Most of the best quotable moments in the film involve the witty repartee between McCoy and Spock, although Scotty holds his own against anyone he's talking to.

Progressive Trek

The 2009 reboot and Star Trek Into Darkness took some well-deserved flak for their gratuitous shots of scantily clad women, in scenes which do not advance the plot. That has clearly changed in Star Trek Beyond. As part of a montage sequence, there is a shirtless Kirk being kicked out into the ship's corridors.

When the ship arrives at a starbase, there is a simple shot of Sulu meeting his partner and their child. It's simple, and powerful, but raises more social questions. In TNG, Miles and Keiko O'Brien raise their small child Molly on the Enterprise. Why can Sulu not have his child on board? Oh, well, from the trailers, it should come as no surprise that the Enterprise is catastrophically destroyed. So I suppose having children on board might cause some problems there.

Star Trek Beyond in 3D and musical choices

Once again, the reboot brings in some modern music, and once again, that music is the Beastie Boys in Sabotage. It seemed a bit gimmicky in the 2009 reboot, but in Beyond, I think they worked it deeper into the plot, at a crucial point. It helps of course, that I'm a fan of the Beastie Boys.
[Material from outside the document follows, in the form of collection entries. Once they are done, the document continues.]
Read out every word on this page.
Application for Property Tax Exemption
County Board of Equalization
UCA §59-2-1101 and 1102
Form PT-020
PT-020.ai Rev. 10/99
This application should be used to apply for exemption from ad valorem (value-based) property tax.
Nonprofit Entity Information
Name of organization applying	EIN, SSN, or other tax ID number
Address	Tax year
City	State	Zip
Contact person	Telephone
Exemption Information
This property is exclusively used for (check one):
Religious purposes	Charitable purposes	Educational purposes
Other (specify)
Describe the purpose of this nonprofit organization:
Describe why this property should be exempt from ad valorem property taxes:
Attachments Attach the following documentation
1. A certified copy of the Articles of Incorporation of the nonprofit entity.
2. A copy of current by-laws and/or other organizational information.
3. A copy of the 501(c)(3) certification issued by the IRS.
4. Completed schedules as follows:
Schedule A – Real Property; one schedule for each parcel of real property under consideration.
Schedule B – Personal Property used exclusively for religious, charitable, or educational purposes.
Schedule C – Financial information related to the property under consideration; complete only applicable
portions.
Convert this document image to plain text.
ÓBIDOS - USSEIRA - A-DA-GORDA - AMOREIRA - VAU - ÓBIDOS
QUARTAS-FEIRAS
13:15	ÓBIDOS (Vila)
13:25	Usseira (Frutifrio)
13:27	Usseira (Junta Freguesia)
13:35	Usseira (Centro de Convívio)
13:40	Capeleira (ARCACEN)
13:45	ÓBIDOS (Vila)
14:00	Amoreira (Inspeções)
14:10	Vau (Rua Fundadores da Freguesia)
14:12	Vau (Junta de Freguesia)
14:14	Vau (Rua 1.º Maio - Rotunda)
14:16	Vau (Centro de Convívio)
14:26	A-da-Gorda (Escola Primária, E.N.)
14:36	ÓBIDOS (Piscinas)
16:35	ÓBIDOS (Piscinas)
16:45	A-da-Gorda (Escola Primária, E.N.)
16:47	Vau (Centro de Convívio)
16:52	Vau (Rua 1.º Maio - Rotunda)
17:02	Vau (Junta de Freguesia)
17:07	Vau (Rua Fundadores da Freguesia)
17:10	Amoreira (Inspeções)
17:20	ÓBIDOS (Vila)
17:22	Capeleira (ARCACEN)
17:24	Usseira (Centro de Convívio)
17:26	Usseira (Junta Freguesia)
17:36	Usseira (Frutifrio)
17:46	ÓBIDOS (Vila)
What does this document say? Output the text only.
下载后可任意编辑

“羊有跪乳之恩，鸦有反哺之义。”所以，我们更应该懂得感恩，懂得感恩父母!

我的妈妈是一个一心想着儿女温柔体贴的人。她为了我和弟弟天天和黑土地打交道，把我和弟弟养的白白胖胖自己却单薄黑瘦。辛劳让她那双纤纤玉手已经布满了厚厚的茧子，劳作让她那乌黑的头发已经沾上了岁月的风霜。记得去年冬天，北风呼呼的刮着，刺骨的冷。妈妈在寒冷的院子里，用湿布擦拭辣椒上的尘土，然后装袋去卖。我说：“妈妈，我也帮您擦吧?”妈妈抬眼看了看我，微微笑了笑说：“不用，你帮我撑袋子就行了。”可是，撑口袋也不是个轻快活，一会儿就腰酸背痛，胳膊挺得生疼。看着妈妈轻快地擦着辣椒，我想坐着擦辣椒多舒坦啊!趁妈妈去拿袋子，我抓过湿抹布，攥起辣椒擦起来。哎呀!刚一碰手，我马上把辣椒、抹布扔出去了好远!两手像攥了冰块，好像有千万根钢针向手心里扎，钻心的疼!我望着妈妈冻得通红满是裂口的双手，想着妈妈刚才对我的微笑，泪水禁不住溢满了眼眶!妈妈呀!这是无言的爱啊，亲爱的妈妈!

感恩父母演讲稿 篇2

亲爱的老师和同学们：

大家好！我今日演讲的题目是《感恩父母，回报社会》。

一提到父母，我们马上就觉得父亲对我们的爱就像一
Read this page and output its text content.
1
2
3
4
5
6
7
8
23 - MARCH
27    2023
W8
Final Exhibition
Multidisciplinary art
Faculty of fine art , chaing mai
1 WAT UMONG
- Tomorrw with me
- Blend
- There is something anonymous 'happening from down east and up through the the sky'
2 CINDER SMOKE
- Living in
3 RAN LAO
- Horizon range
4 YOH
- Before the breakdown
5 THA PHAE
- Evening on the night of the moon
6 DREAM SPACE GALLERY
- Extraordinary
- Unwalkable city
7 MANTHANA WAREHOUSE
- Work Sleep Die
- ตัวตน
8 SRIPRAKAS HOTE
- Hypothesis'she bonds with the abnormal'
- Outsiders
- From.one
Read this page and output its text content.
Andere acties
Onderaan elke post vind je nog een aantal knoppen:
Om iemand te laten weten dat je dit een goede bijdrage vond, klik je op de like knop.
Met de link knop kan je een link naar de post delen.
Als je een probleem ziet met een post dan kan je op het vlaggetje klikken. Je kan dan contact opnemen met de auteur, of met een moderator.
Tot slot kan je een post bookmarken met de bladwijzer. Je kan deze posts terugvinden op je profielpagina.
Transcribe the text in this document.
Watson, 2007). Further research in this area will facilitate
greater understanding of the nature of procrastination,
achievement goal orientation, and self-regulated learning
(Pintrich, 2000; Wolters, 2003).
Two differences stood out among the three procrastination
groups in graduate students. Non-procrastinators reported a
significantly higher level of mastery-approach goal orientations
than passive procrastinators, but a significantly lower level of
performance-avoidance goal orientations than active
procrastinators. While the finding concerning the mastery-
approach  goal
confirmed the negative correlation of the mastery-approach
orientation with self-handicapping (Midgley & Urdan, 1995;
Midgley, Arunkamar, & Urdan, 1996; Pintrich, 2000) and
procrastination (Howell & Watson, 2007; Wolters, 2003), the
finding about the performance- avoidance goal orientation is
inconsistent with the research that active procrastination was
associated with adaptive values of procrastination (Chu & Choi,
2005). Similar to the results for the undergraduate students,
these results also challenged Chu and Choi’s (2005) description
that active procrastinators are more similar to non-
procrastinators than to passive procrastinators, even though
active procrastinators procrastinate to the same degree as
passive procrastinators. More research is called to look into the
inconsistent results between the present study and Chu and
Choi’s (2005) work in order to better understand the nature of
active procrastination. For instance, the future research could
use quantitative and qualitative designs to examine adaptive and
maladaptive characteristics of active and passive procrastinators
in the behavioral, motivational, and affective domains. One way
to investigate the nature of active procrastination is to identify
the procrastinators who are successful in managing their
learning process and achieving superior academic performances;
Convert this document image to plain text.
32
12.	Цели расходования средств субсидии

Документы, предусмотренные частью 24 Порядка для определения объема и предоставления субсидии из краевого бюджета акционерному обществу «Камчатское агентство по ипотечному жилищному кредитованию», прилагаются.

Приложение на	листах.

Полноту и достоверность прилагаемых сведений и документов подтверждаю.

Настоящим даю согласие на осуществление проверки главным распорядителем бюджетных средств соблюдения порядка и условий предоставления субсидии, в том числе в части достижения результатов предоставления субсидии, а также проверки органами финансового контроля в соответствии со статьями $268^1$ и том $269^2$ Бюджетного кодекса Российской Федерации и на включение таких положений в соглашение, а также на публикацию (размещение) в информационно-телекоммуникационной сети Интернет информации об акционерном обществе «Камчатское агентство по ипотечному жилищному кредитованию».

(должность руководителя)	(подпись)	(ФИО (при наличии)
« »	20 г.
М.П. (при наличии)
I've not seen a lot of movies in 3D. It usually seems gimmicky, especially when you can pick out the parts of a film which were aimed at a 3D audience. In Star Trek Beyond, nothing reached this level of gimmick, although the flyovers around the Enterprise seemed almost pornographic, caressing the curves of the starship in various flyover scenes. Other scenes use the concept of screen distance rather effectively, in the major climax of the film. The most disturbing parts of the 3D experience were actually some of the rotational drift in the zero gravity sequences.

Is it worth seeing?

Yes, yes it is. It's clearly better than Into Darkness, and has the distinct advantage of being able to skip the introductions that the reboot needed to do. The Enterprise enters battle at the 30 minute mark, leaving lots of time to develop the story. For movie Star Trek, this is one of the good ones.